'Self-termination is most likely': the history and future of societal collapse

20 rustoo 14 8/2/2025, 10:44:11 PM theguardian.com ↗

Comments (14)

delichon · 16h ago
According to this theory where social stability arises from equality, we would expect that the most stable civilizations in history must have been the ones with higher equality.

But what were those stable civilizations in history with high equality again? Other than cases of equal poverty. I'm having trouble looking them up. It seems that pretty much all of them had slavery in some form.

recursivecaveat · 16h ago
Are you certain that the civilizations you consider wealthy were not essentially 'equal poverty' with a tiny number of elites of top? From the article: "After the fall of Rome, people actually got taller and healthier". A generic high standard of living for the common people does not necessarily raise conquering armies or monuments to capture the modern imagination. The contrast is mostly against more distributed societies that you might not recognize as 'famous civilizations' per se, perhaps were able to provide better for their inhabitants.
1659447091 · 13h ago
> But what were those stable civilizations in history with high equality again?

The ones that lost to the unstable ones and had evidence of their existence wiped from history -- is my theory. It's why we can't have nice things.

Stable civilizations would not be violent, it's a disadvantage unless one of the unstable civilizations takes on something resembling Dexters code allowing the stable ones to get on with their civilization

thatcat · 15h ago
Hunter gather
delichon · 15h ago
I agree that if we abandoned agriculture, medicine, education, engineering, etc., and went back to hunter gathering, we would have more stability. It seems drastic though.
AndrewKemendo · 15h ago
The Yanomami are the most surveyed group that fits this category

Their chief threat is the externalities from industrialization and encroachment from transactional extractionist commercial systems.

You can look at the Hadzabe and the Tarawa also for other examples in extant locales

https://en.m.wikipedia.org/wiki/Yanomami

delichon · 15h ago
The Yanomami are hunter-gatherers, with no private property and very limited material wealth. They enjoy the equality of subsistence living. Until modern times they were very stable. But apparently that kind of equality goes away when wealth appears.

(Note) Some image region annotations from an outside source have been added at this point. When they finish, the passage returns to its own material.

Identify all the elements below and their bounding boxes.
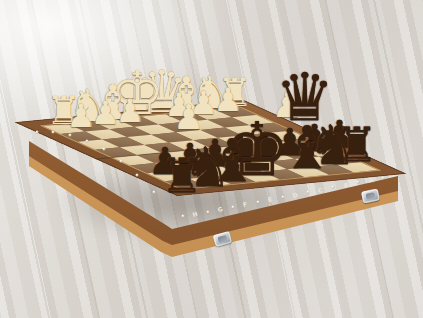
frame-inlay-dot: [331, 186, 334, 189]
frame-inlay-dot: [136, 173, 139, 176]
frame-inlay-dot: [256, 200, 259, 203]
frame-inlay-dot: [35, 131, 38, 134]
frame-inlay-dot: [85, 139, 88, 142]
frame-inlay-dot: [206, 210, 209, 213]
frame-inlay-dot: [102, 148, 105, 151]
frame-inlay-dot: [382, 176, 385, 179]
frame-inlay-dot: [119, 159, 122, 162]
piece-white-pawn-h2: ♟: [66, 100, 95, 132]
frame-inlay-dot: [181, 215, 184, 218]
frame-inlay-dot: [231, 205, 234, 208]
photo-chess-scene: ♜♞♟♝♟♛♟♟♚♝♟♞♟♛♜♟♟♟♟♟♟♜♟♞♟♝♟♟♚♝♞♜ABCDEFGH: [0, 0, 423, 318]
piece-black-rook-h8: ♜: [161, 152, 203, 199]
frame-inlay-dot: [153, 190, 156, 193]
frame-inlay-dot: [357, 181, 360, 184]
file-label-b: B: [342, 181, 348, 189]
frame-inlay-dot: [306, 191, 309, 194]
piece-white-pawn-e4: ♟: [173, 100, 204, 134]
frame-inlay-dot: [281, 195, 284, 198]
file-label-a: A: [368, 176, 374, 184]
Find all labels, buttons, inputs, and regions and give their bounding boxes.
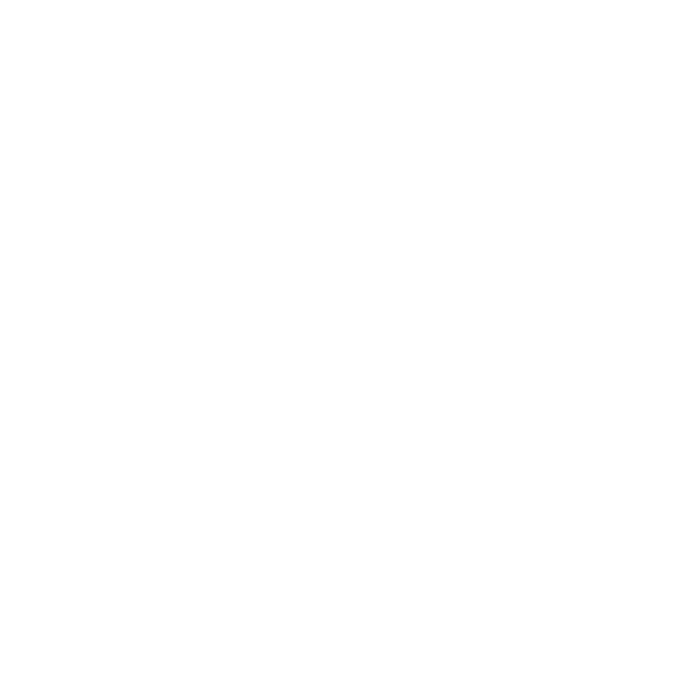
product-photo-scene — [0, 0, 700, 700]
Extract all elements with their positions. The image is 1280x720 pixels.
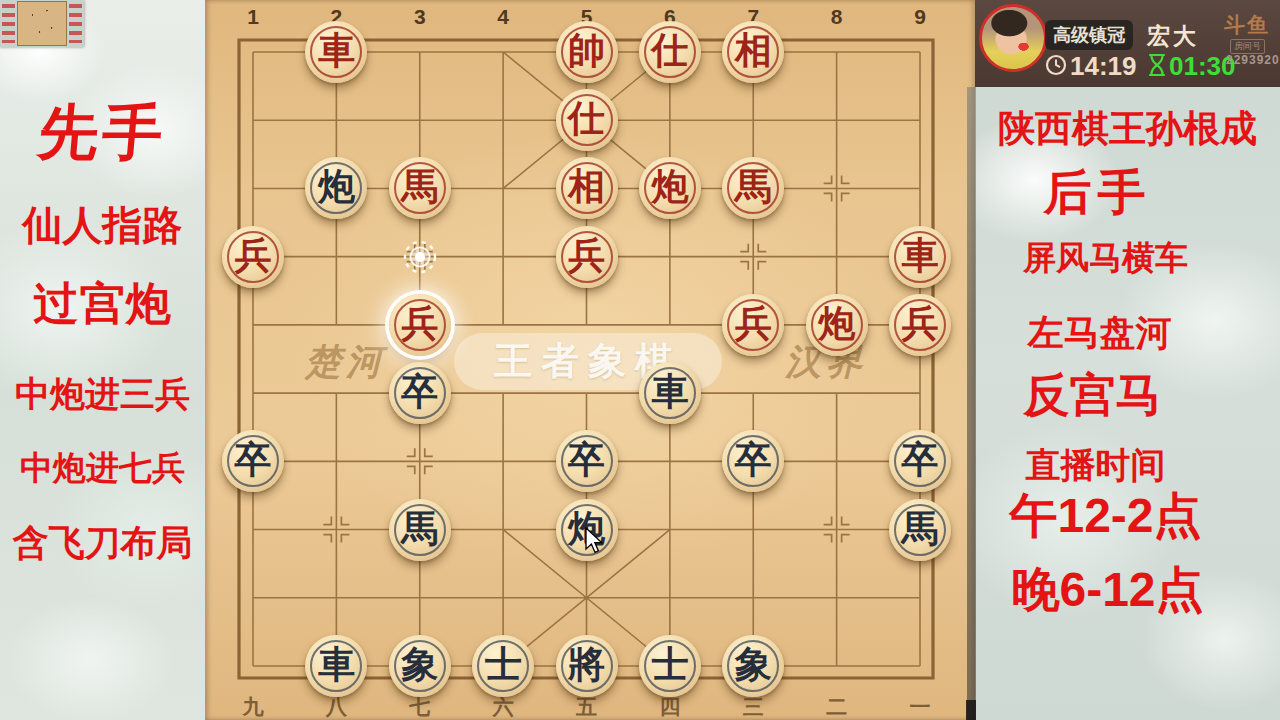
- piece-black-horse[interactable]: 馬: [389, 499, 451, 561]
- piece-red-chariot[interactable]: 車: [889, 226, 951, 288]
- piece-red-cannon[interactable]: 炮: [806, 294, 868, 356]
- file-label-top: 1: [239, 5, 267, 29]
- left-text-first-move: 先手: [0, 102, 208, 165]
- piece-glyph: 炮: [318, 162, 355, 212]
- piece-glyph: 車: [902, 231, 939, 281]
- left-text-opening-2: 过宫炮: [0, 280, 205, 327]
- piece-glyph: 士: [485, 640, 522, 690]
- piece-glyph: 相: [735, 26, 772, 76]
- douyu-logo: 斗鱼: [1224, 11, 1270, 39]
- piece-glyph: 仕: [568, 94, 605, 144]
- pip-thumbnail-board: [17, 1, 67, 46]
- streamer-bar: 高级镇冠 宏大 14:19 01:30 斗鱼 房间号 2293920: [975, 0, 1280, 87]
- file-label-top: 3: [406, 5, 434, 29]
- piece-red-soldier[interactable]: 兵: [222, 226, 284, 288]
- right-text-opening-3: 反宫马: [940, 371, 1245, 419]
- piece-red-horse[interactable]: 馬: [389, 157, 451, 219]
- piece-glyph: 象: [735, 640, 772, 690]
- piece-glyph: 兵: [735, 299, 772, 349]
- file-label-bottom: 七: [406, 693, 434, 720]
- piece-black-soldier[interactable]: 卒: [222, 430, 284, 492]
- right-text-opening-1: 屏风马横车: [953, 241, 1258, 276]
- piece-glyph: 卒: [735, 435, 772, 485]
- stream-frame: 先手 仙人指路 过宫炮 中炮进三兵 中炮进七兵 含飞刀布局 陕西棋王孙根成 后手…: [0, 0, 1280, 720]
- file-label-bottom: 一: [906, 693, 934, 720]
- piece-glyph: 車: [318, 640, 355, 690]
- left-text-opening-4: 中炮进七兵: [0, 451, 205, 486]
- piece-glyph: 馬: [401, 504, 438, 554]
- piece-red-advisor[interactable]: 仕: [639, 21, 701, 83]
- game-clock-time: 14:19: [1070, 51, 1137, 82]
- clock-icon: [1045, 54, 1067, 80]
- piece-red-cannon[interactable]: 炮: [639, 157, 701, 219]
- piece-glyph: 兵: [902, 299, 939, 349]
- piece-glyph: 炮: [818, 299, 855, 349]
- piece-black-advisor[interactable]: 士: [639, 635, 701, 697]
- piece-red-soldier[interactable]: 兵: [556, 226, 618, 288]
- file-label-bottom: 六: [489, 693, 517, 720]
- piece-black-general[interactable]: 將: [556, 635, 618, 697]
- piece-glyph: 車: [651, 367, 688, 417]
- left-text-opening-3: 中炮进三兵: [0, 376, 205, 413]
- piece-glyph: 帥: [568, 26, 605, 76]
- piece-glyph: 仕: [651, 26, 688, 76]
- piece-black-elephant[interactable]: 象: [722, 635, 784, 697]
- file-label-bottom: 八: [322, 693, 350, 720]
- room-number: 2293920: [1226, 53, 1280, 67]
- streamer-name: 宏大: [1147, 21, 1199, 52]
- piece-glyph: 象: [401, 640, 438, 690]
- pip-thumbnail: [0, 0, 84, 47]
- piece-red-elephant[interactable]: 相: [722, 21, 784, 83]
- left-text-opening-5: 含飞刀布局: [0, 524, 205, 562]
- file-label-bottom: 五: [573, 693, 601, 720]
- streamer-avatar[interactable]: [979, 4, 1047, 72]
- piece-black-soldier[interactable]: 卒: [556, 430, 618, 492]
- piece-red-general[interactable]: 帥: [556, 21, 618, 83]
- piece-black-advisor[interactable]: 士: [472, 635, 534, 697]
- piece-glyph: 兵: [568, 231, 605, 281]
- file-label-top: 8: [823, 5, 851, 29]
- right-text-schedule-title: 直播时间: [943, 447, 1248, 484]
- file-label-top: 9: [906, 5, 934, 29]
- fan-badge: 高级镇冠: [1045, 20, 1133, 50]
- xiangqi-board[interactable]: 楚河 汉界 王者象棋 123456789 九八七六五四三二一 車帥仕相仕炮馬相炮…: [205, 0, 975, 720]
- piece-glyph: 馬: [902, 504, 939, 554]
- piece-glyph: 炮: [651, 162, 688, 212]
- file-label-top: 4: [489, 5, 517, 29]
- piece-glyph: 馬: [401, 162, 438, 212]
- piece-black-horse[interactable]: 馬: [889, 499, 951, 561]
- right-text-second-move: 后手: [945, 168, 1250, 218]
- room-number-label: 房间号: [1230, 39, 1265, 54]
- piece-glyph: 卒: [902, 435, 939, 485]
- piece-red-elephant[interactable]: 相: [556, 157, 618, 219]
- piece-glyph: 兵: [235, 231, 272, 281]
- piece-glyph: 卒: [568, 435, 605, 485]
- piece-black-soldier[interactable]: 卒: [389, 362, 451, 424]
- piece-glyph: 卒: [235, 435, 272, 485]
- piece-glyph: 車: [318, 26, 355, 76]
- piece-glyph: 馬: [735, 162, 772, 212]
- board-right-edge-shadow: [967, 87, 976, 720]
- right-text-schedule-noon: 午12-2点: [953, 491, 1258, 541]
- hourglass-icon: [1147, 53, 1167, 81]
- piece-glyph: 卒: [401, 367, 438, 417]
- file-label-bottom: 四: [656, 693, 684, 720]
- file-label-bottom: 三: [739, 693, 767, 720]
- corner-artifact: [966, 700, 976, 720]
- piece-black-soldier[interactable]: 卒: [889, 430, 951, 492]
- piece-black-chariot[interactable]: 車: [639, 362, 701, 424]
- piece-red-advisor[interactable]: 仕: [556, 89, 618, 151]
- right-text-schedule-night: 晚6-12点: [955, 565, 1260, 615]
- file-label-bottom: 二: [823, 693, 851, 720]
- piece-glyph: 炮: [568, 504, 605, 554]
- piece-red-chariot[interactable]: 車: [305, 21, 367, 83]
- piece-glyph: 兵: [401, 299, 438, 349]
- right-text-opening-2: 左马盘河: [947, 314, 1252, 352]
- left-text-opening-1: 仙人指路: [0, 204, 205, 246]
- river-label-chu: 楚河: [291, 338, 401, 387]
- piece-red-soldier[interactable]: 兵: [889, 294, 951, 356]
- piece-glyph: 將: [568, 640, 605, 690]
- piece-red-soldier[interactable]: 兵: [389, 294, 451, 356]
- piece-black-elephant[interactable]: 象: [389, 635, 451, 697]
- piece-glyph: 相: [568, 162, 605, 212]
- right-text-opponent: 陕西棋王孙根成: [975, 110, 1280, 149]
- piece-red-soldier[interactable]: 兵: [722, 294, 784, 356]
- piece-black-chariot[interactable]: 車: [305, 635, 367, 697]
- piece-glyph: 士: [651, 640, 688, 690]
- file-label-bottom: 九: [239, 693, 267, 720]
- piece-black-cannon[interactable]: 炮: [556, 499, 618, 561]
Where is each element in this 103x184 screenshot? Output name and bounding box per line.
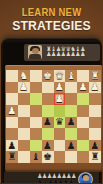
square-c8[interactable] (65, 151, 77, 163)
square-e6[interactable] (42, 128, 54, 140)
square-d6[interactable] (54, 128, 66, 140)
square-a7[interactable]: ♟ (89, 140, 101, 152)
square-h2[interactable] (6, 82, 18, 94)
white-pawn: ♟ (19, 82, 28, 92)
square-f4[interactable] (30, 105, 42, 117)
square-h3[interactable] (6, 93, 18, 105)
tablet-device: ♜♝♟♛♛♞♝♟ ♟♟♟♟♟♟♟♟ ♞♚♛♝♜♟♟♟♟♟♟♟♛♟♟♟♟♟♜♝♚♜… (1, 38, 102, 183)
square-f8[interactable]: ♝ (30, 151, 42, 163)
board-wooden-frame: ♞♚♛♝♜♟♟♟♟♟♟♟♛♟♟♟♟♟♜♝♚♜ (5, 65, 102, 172)
black-pawn: ♟ (91, 141, 100, 151)
square-b4[interactable] (77, 105, 89, 117)
square-a5[interactable] (89, 117, 101, 129)
square-a3[interactable] (89, 93, 101, 105)
white-knight: ♞ (19, 71, 28, 81)
black-pawn: ♟ (43, 141, 52, 151)
square-a6[interactable] (89, 128, 101, 140)
square-c6[interactable] (65, 128, 77, 140)
square-h7[interactable]: ♟ (6, 140, 18, 152)
chess-board: ♞♚♛♝♜♟♟♟♟♟♟♟♛♟♟♟♟♟♜♝♚♜ (6, 70, 101, 163)
square-e1[interactable]: ♚ (42, 70, 54, 82)
square-e8[interactable]: ♚ (42, 151, 54, 163)
square-f3[interactable] (30, 93, 42, 105)
top-captured-pieces-tray: ♜♝♟♛♛♞♝♟ ♟♟♟♟♟♟♟♟ (46, 46, 85, 57)
square-g3[interactable] (18, 93, 30, 105)
banner: LEARN NEW STRATEGIES (0, 0, 103, 33)
bottom-captured-pieces-row: ♞♝♟♟♟♞♟ (37, 179, 73, 183)
square-a2[interactable]: ♟ (89, 82, 101, 94)
square-b1[interactable] (77, 70, 89, 82)
square-e2[interactable] (42, 82, 54, 94)
black-rook: ♜ (91, 152, 100, 162)
square-e4[interactable] (42, 105, 54, 117)
avatar-shirt (29, 54, 41, 59)
avatar-face (83, 175, 89, 181)
white-pawn: ♟ (79, 82, 88, 92)
black-pawn: ♟ (67, 117, 76, 127)
black-king: ♚ (43, 152, 52, 162)
square-b3[interactable] (77, 93, 89, 105)
square-c5[interactable]: ♟ (65, 117, 77, 129)
black-pawn: ♟ (67, 141, 76, 151)
square-b7[interactable] (77, 140, 89, 152)
square-d7[interactable] (54, 140, 66, 152)
square-b8[interactable] (77, 151, 89, 163)
square-c4[interactable] (65, 105, 77, 117)
square-c2[interactable] (65, 82, 77, 94)
white-rook: ♜ (91, 71, 100, 81)
avatar-shirt (80, 181, 91, 183)
square-c7[interactable]: ♟ (65, 140, 77, 152)
square-f7[interactable] (30, 140, 42, 152)
square-h4[interactable]: ♟ (6, 105, 18, 117)
square-g2[interactable]: ♟ (18, 82, 30, 94)
top-player-avatar[interactable] (28, 45, 42, 59)
white-pawn: ♟ (7, 106, 16, 116)
square-e5[interactable]: ♟ (42, 117, 54, 129)
square-g4[interactable] (18, 105, 30, 117)
square-a1[interactable]: ♜ (89, 70, 101, 82)
square-d8[interactable] (54, 151, 66, 163)
square-e3[interactable] (42, 93, 54, 105)
square-b2[interactable]: ♟ (77, 82, 89, 94)
white-queen: ♛ (55, 71, 64, 81)
black-queen: ♛ (55, 117, 64, 127)
banner-line2: STRATEGIES (5, 18, 98, 33)
square-h8[interactable]: ♜ (6, 151, 18, 163)
square-c1[interactable]: ♝ (65, 70, 77, 82)
black-rook: ♜ (7, 152, 16, 162)
square-e7[interactable]: ♟ (42, 140, 54, 152)
square-d2[interactable]: ♟ (54, 82, 66, 94)
white-bishop: ♝ (67, 71, 76, 81)
square-h1[interactable] (6, 70, 18, 82)
white-king: ♚ (43, 71, 52, 81)
captured-pawns-row: ♟♟♟♟♟♟♟♟ (46, 51, 85, 57)
black-pawn: ♟ (7, 141, 16, 151)
square-f1[interactable] (30, 70, 42, 82)
white-pawn: ♟ (55, 82, 64, 92)
square-a4[interactable] (89, 105, 101, 117)
black-bishop: ♝ (31, 152, 40, 162)
square-f2[interactable] (30, 82, 42, 94)
square-g6[interactable] (18, 128, 30, 140)
square-h5[interactable] (6, 117, 18, 129)
square-d4[interactable] (54, 105, 66, 117)
white-pawn: ♟ (91, 82, 100, 92)
square-d5[interactable]: ♛ (54, 117, 66, 129)
square-c3[interactable] (65, 93, 77, 105)
bottom-player-avatar[interactable] (79, 173, 92, 184)
square-b5[interactable] (77, 117, 89, 129)
square-a8[interactable]: ♜ (89, 151, 101, 163)
square-b6[interactable] (77, 128, 89, 140)
square-h6[interactable] (6, 128, 18, 140)
banner-line1: LEARN NEW (5, 6, 98, 18)
square-f6[interactable] (30, 128, 42, 140)
square-d3[interactable]: ♟ (54, 93, 66, 105)
white-pawn: ♟ (55, 94, 64, 104)
app-screen: ♜♝♟♛♛♞♝♟ ♟♟♟♟♟♟♟♟ ♞♚♛♝♜♟♟♟♟♟♟♟♛♟♟♟♟♟♜♝♚♜… (3, 42, 100, 183)
square-d1[interactable]: ♛ (54, 70, 66, 82)
square-f5[interactable] (30, 117, 42, 129)
square-g1[interactable]: ♞ (18, 70, 30, 82)
square-g8[interactable] (18, 151, 30, 163)
black-pawn: ♟ (43, 117, 52, 127)
square-g5[interactable] (18, 117, 30, 129)
ad-screenshot: LEARN NEW STRATEGIES ♜♝♟♛♛♞♝♟ ♟♟♟♟♟♟♟♟ ♞… (0, 0, 103, 183)
square-g7[interactable] (18, 140, 30, 152)
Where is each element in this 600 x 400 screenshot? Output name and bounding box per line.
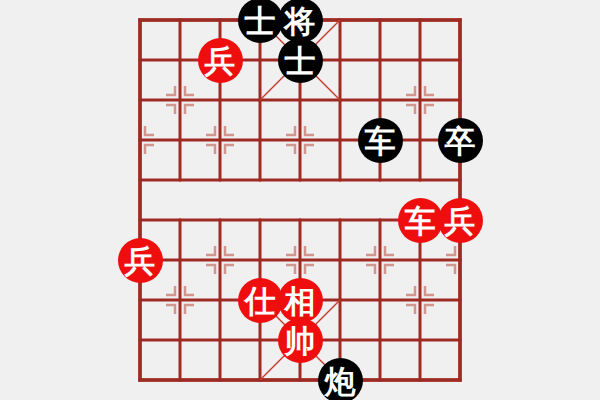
red-elephant-glyph: 相 (285, 286, 316, 317)
black-cannon[interactable]: 炮 (318, 358, 363, 400)
red-pawn[interactable]: 兵 (118, 238, 163, 283)
black-pawn-glyph: 卒 (445, 126, 476, 157)
black-pawn[interactable]: 卒 (438, 118, 483, 163)
red-advisor-glyph: 仕 (245, 286, 276, 317)
black-advisor[interactable]: 士 (278, 38, 323, 83)
black-chariot[interactable]: 车 (358, 118, 403, 163)
red-pawn-glyph: 兵 (125, 246, 156, 277)
red-elephant[interactable]: 相 (278, 278, 323, 323)
pieces-layer: 士将兵士车卒车兵兵仕相帅炮 (120, 0, 480, 400)
black-advisor-glyph: 士 (285, 46, 316, 77)
black-cannon-glyph: 炮 (325, 366, 356, 397)
red-pawn-glyph: 兵 (445, 206, 476, 237)
red-general[interactable]: 帅 (278, 318, 323, 363)
xiangqi-board[interactable]: 士将兵士车卒车兵兵仕相帅炮 (120, 0, 480, 400)
red-pawn[interactable]: 兵 (438, 198, 483, 243)
red-chariot-glyph: 车 (405, 206, 436, 237)
red-general-glyph: 帅 (285, 326, 316, 357)
red-pawn-glyph: 兵 (205, 46, 236, 77)
black-advisor[interactable]: 士 (238, 0, 283, 43)
red-advisor[interactable]: 仕 (238, 278, 283, 323)
red-pawn[interactable]: 兵 (198, 38, 243, 83)
black-advisor-glyph: 士 (245, 6, 276, 37)
black-chariot-glyph: 车 (365, 126, 396, 157)
black-general-glyph: 将 (285, 6, 316, 37)
red-chariot[interactable]: 车 (398, 198, 443, 243)
screenshot-stage: 士将兵士车卒车兵兵仕相帅炮 (0, 0, 600, 400)
black-general[interactable]: 将 (278, 0, 323, 43)
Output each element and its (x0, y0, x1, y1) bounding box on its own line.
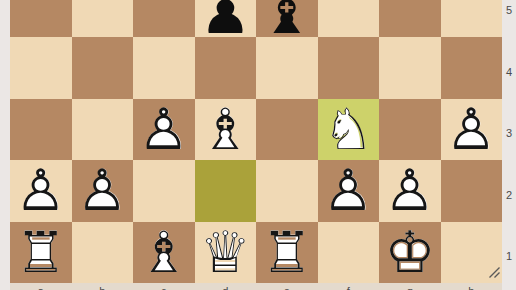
rank-label-1: 1 (502, 250, 516, 262)
white-pawn-outline-glyph: ♙ (379, 160, 441, 222)
file-label-c: c (157, 285, 171, 290)
square-d5[interactable]: ♟ (195, 0, 257, 37)
white-pawn-fill-glyph: ♟ (133, 99, 195, 161)
square-g3[interactable] (379, 99, 441, 161)
file-label-g: g (403, 285, 417, 290)
square-c1[interactable]: ♝♗ (133, 222, 195, 284)
square-e2[interactable] (256, 160, 318, 222)
white-pawn-fill-glyph: ♟ (72, 160, 134, 222)
white-knight-outline-glyph: ♘ (318, 99, 380, 161)
square-f3[interactable]: ♞♘ (318, 99, 380, 161)
square-c3[interactable]: ♟♙ (133, 99, 195, 161)
chess-board[interactable]: ♟♝♟♙♝♗♞♘♟♙♟♙♟♙♟♙♟♙♜♖♝♗♛♕♜♖♚♔ (10, 0, 502, 283)
file-label-e: e (280, 285, 294, 290)
square-d4[interactable] (195, 37, 257, 99)
piece-white-pawn[interactable]: ♟♙ (133, 99, 195, 161)
square-f4[interactable] (318, 37, 380, 99)
piece-white-king[interactable]: ♚♔ (379, 222, 441, 284)
rank-label-5: 5 (502, 4, 516, 16)
white-pawn-outline-glyph: ♙ (441, 99, 503, 161)
white-king-fill-glyph: ♚ (379, 222, 441, 284)
square-h4[interactable] (441, 37, 503, 99)
white-pawn-fill-glyph: ♟ (379, 160, 441, 222)
white-pawn-outline-glyph: ♙ (10, 160, 72, 222)
square-c4[interactable] (133, 37, 195, 99)
file-coordinates-gutter (10, 283, 502, 290)
file-label-d: d (218, 285, 232, 290)
white-rook-fill-glyph: ♜ (256, 222, 318, 284)
piece-white-queen[interactable]: ♛♕ (195, 222, 257, 284)
square-b3[interactable] (72, 99, 134, 161)
white-pawn-fill-glyph: ♟ (318, 160, 380, 222)
square-f1[interactable] (318, 222, 380, 284)
square-a2[interactable]: ♟♙ (10, 160, 72, 222)
square-f5[interactable] (318, 0, 380, 37)
square-a3[interactable] (10, 99, 72, 161)
white-pawn-fill-glyph: ♟ (441, 99, 503, 161)
file-label-a: a (34, 285, 48, 290)
piece-white-knight[interactable]: ♞♘ (318, 99, 380, 161)
piece-white-pawn[interactable]: ♟♙ (72, 160, 134, 222)
square-e3[interactable] (256, 99, 318, 161)
white-bishop-outline-glyph: ♗ (195, 99, 257, 161)
white-rook-outline-glyph: ♖ (256, 222, 318, 284)
white-bishop-fill-glyph: ♝ (133, 222, 195, 284)
rank-label-4: 4 (502, 66, 516, 78)
white-rook-outline-glyph: ♖ (10, 222, 72, 284)
white-queen-fill-glyph: ♛ (195, 222, 257, 284)
square-a4[interactable] (10, 37, 72, 99)
square-h2[interactable] (441, 160, 503, 222)
rank-label-3: 3 (502, 127, 516, 139)
white-bishop-outline-glyph: ♗ (133, 222, 195, 284)
square-a1[interactable]: ♜♖ (10, 222, 72, 284)
square-g4[interactable] (379, 37, 441, 99)
file-label-b: b (95, 285, 109, 290)
white-queen-outline-glyph: ♕ (195, 222, 257, 284)
square-c2[interactable] (133, 160, 195, 222)
white-pawn-outline-glyph: ♙ (72, 160, 134, 222)
file-label-f: f (341, 285, 355, 290)
piece-white-bishop[interactable]: ♝♗ (195, 99, 257, 161)
white-rook-fill-glyph: ♜ (10, 222, 72, 284)
square-h3[interactable]: ♟♙ (441, 99, 503, 161)
white-knight-fill-glyph: ♞ (318, 99, 380, 161)
square-f2[interactable]: ♟♙ (318, 160, 380, 222)
square-e5[interactable]: ♝ (256, 0, 318, 37)
square-b2[interactable]: ♟♙ (72, 160, 134, 222)
piece-white-bishop[interactable]: ♝♗ (133, 222, 195, 284)
square-g1[interactable]: ♚♔ (379, 222, 441, 284)
piece-white-rook[interactable]: ♜♖ (256, 222, 318, 284)
square-d1[interactable]: ♛♕ (195, 222, 257, 284)
white-pawn-outline-glyph: ♙ (318, 160, 380, 222)
piece-white-pawn[interactable]: ♟♙ (318, 160, 380, 222)
white-king-outline-glyph: ♔ (379, 222, 441, 284)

And even they follow the usual tribal pattern of making war with their neighbors and taking women and children.

defrost · 13h ago
That "usual pattern" is subject to great debate:

  Although some Yanomami really have been engaged in intensive warfare and other kinds of bloody conflict, this violence is not an expression of Yanomami culture itself. It is, rather, a product of specific historical situations: The Yanomami make war not because Western culture is absent, but because it is present, and present in certain specific forms. 
Their violence was observed by people following a wave of slave-hunting expeditions by the conquistadors and bandeirantes.
yyyk · 2h ago
The Nobel Savage is always pushed back to the time before any observations. One day we'll have some ancient findings, at which point they'll blame Marajoaran colonization or something.
defrost · 1h ago
It's not one or the other, the Savage Savage is just as dully ridiculous as its counter.

Bursts of savagery interspersed with long dull periods of not much in the record layers is more the norm.

Either way it's a clear and obvious bias that almost all first contacts by Europeans were observed under unusual stress.

yyyk · 11h ago
>After the fall of Rome, people actually got taller and healthier

BS. Evidence show a massive population fall, with much worse living standards [0]. The guy is reading his own pet ideology into reality.

[0] e.g. https://acoup.blog/2022/02/11/collections-rome-decline-and-f...

ljf · 11h ago
yyyk · 10h ago
Nice cite. Devereaux above has a post-publication note with alternate explanations to that.

That issue is debatable, I just think that 'taking centuries to reach same population level while at similar-ish tech level and much worse diet' is decisive.

8bitsrule · 13h ago
Wow! Woke history has been made. This explains a whole lot about the 5,000 years of never-civilized 'civilizations' ... and about what is going on in our world right now.